Who is the narrator, can she or he read minds, and, more importantly, can we trust her or him?
Third-Person Omniscient
The narrator in Childhood's End is not a part of the story itself. He/she/the Overlord/whatever is an outsider looking into the events of the story and describing them to us, like a radio announcer calling a play-by-play in a baseball game but not playing the game itself. The narrator is also omniscient, which we know because he/she/etc. hops into the perspectives of any character or time period that suits the story. For instance:
[Salomon] had been born in Israel, the last independent nation ever to come into existence—and, therefore, the shortest lived. The end of national sovereignty had been felt here perhaps more bitterly than anywhere else, for it is hard to lose a dream which one has just achieved after centuries of striving. (15.46)
There are a couple things we should take away from that example. First, just a few paragraphs earlier, the narrator was discussing George and Jean's tour of Athens before leaping back in time to discuss the end of the nation of Israel and the birth of the artistic-centered colony.
Second, the narrator uses the word here, suggesting he actually went back to that time period or is looking at it directly (as if through a Overlord view screen or a crystal ball or some such). He not considering it abstractly, or else he would have used the word here.

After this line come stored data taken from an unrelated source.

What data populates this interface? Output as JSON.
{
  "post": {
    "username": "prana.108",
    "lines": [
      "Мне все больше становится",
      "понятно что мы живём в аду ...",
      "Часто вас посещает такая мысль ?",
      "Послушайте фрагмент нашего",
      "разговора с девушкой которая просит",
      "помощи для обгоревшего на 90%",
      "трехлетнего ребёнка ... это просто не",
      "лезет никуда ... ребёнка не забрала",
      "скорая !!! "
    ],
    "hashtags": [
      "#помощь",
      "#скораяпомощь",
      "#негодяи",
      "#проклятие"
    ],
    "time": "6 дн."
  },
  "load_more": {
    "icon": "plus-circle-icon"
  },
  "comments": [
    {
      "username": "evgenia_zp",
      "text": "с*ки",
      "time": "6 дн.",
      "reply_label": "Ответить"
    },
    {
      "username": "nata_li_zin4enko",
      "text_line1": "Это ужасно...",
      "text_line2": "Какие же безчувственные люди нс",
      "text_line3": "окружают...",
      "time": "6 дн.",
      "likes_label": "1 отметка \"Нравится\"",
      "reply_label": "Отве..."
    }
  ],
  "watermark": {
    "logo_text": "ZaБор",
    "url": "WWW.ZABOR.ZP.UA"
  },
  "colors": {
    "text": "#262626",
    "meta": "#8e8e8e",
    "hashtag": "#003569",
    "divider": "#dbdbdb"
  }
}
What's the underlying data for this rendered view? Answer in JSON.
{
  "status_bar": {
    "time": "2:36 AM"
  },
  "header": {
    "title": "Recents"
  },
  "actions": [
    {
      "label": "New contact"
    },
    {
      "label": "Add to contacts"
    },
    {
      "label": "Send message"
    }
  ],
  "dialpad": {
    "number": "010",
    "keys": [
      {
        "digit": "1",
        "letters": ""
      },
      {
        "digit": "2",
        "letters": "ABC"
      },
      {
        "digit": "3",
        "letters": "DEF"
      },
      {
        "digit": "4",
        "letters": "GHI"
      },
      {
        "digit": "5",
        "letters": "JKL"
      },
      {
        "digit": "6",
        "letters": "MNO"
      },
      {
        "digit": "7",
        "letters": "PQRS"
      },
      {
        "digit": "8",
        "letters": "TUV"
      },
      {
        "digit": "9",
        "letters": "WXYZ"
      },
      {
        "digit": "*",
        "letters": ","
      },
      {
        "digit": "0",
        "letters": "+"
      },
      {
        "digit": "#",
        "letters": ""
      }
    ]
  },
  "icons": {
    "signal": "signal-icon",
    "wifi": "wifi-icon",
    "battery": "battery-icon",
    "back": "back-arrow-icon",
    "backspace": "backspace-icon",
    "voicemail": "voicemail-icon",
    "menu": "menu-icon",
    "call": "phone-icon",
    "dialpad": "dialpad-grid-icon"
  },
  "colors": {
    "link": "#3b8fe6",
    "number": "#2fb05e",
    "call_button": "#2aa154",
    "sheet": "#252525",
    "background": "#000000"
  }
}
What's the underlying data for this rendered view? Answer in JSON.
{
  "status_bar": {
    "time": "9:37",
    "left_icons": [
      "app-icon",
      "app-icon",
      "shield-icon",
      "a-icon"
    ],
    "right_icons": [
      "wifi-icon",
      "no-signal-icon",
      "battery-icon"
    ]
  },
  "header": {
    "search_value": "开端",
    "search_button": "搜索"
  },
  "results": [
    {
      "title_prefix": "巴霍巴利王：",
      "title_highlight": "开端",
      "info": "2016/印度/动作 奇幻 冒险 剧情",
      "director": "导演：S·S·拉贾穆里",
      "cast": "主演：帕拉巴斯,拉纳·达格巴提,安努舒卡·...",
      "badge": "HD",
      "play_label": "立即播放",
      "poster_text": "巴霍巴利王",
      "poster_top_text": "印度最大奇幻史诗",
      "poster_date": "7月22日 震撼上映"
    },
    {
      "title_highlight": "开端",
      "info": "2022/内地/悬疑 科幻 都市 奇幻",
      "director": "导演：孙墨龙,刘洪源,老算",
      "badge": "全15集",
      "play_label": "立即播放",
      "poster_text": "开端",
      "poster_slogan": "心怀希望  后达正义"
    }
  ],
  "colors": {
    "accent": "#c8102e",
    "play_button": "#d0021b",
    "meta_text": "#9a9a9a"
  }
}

Last, the narrator is able to provide us the feelings of the people of Israel—"hard to lose a dream"—and then the personal thoughts of Salomon in the very next paragraph.
So, yeah, everything points to third-person omniscient. But the question remains, who or what is it?
The entire human race has been wiped out by the end of the novel, so where could this future historian telling us this tale possibly have come from? Is it one of the Overlords? A part of the Overmind? Another alien race entirely?
The novel provides tiny clues but nothing conclusive. So, allow us to ask a question of you: What do you think?